En un momento en el que la tendencia es tanto escribir una "historia oficial" como competir por la memoria, es deseable dejar las cosas planas: ¿cuáles son las diferencias y convergencias entre Historia y memoria, ¿hay un deber de recordar, qué lugar puede tener el historiador en los debates sociales que no dejan de llamarlo a testigo? Preguntas que todos los candidatos a CAPES deben hacerse.

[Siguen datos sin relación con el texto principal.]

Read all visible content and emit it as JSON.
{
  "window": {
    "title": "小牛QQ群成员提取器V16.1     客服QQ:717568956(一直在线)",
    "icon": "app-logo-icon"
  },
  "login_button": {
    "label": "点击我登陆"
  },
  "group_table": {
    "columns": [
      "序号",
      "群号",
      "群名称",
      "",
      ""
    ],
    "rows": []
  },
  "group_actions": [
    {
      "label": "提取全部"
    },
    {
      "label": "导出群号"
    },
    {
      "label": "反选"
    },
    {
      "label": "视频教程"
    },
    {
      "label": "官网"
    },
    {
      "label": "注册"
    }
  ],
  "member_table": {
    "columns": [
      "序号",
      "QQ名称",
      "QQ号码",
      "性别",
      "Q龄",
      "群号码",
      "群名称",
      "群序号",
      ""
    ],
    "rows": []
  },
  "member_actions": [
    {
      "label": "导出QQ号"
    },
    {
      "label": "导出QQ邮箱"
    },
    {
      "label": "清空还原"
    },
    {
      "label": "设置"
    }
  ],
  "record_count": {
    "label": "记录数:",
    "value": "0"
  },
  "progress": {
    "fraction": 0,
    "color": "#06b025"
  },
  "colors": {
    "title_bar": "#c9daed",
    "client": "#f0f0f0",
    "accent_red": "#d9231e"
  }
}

Correspondencias y diferencias entre historia y memoria

La historia y la memoria son ante todo dos cosas diferentes: memoria, cada uno tiene la suya, con recuerdos (buenos o malos). Nuestra memoria conserva rastros del pasado que hemos interiorizado y forja nuestra identidad. De modo que nunca hay dos recuerdos idénticos a nivel individual. Pero la memoria también puede ser colectiva: varios individuos deben entonces conservar la memoria colectiva, que nunca es el reflejo de memorias individuales; por lo tanto, hay selecciones de personas que hablan en nombre de grupos, estos son los “empresarios de la memoria”. El objetivo es consolidar la identidad colectiva de un grupo, a menudo frente a otras empresas de memoria diferentes (por ejemplo, harkis, FLN, pieds-noirs). Para citar a Maurice Halbwachs (un conocido autor de CAPES): “la memoria colectiva siempre se construye de acuerdo con los desafíos del presente. "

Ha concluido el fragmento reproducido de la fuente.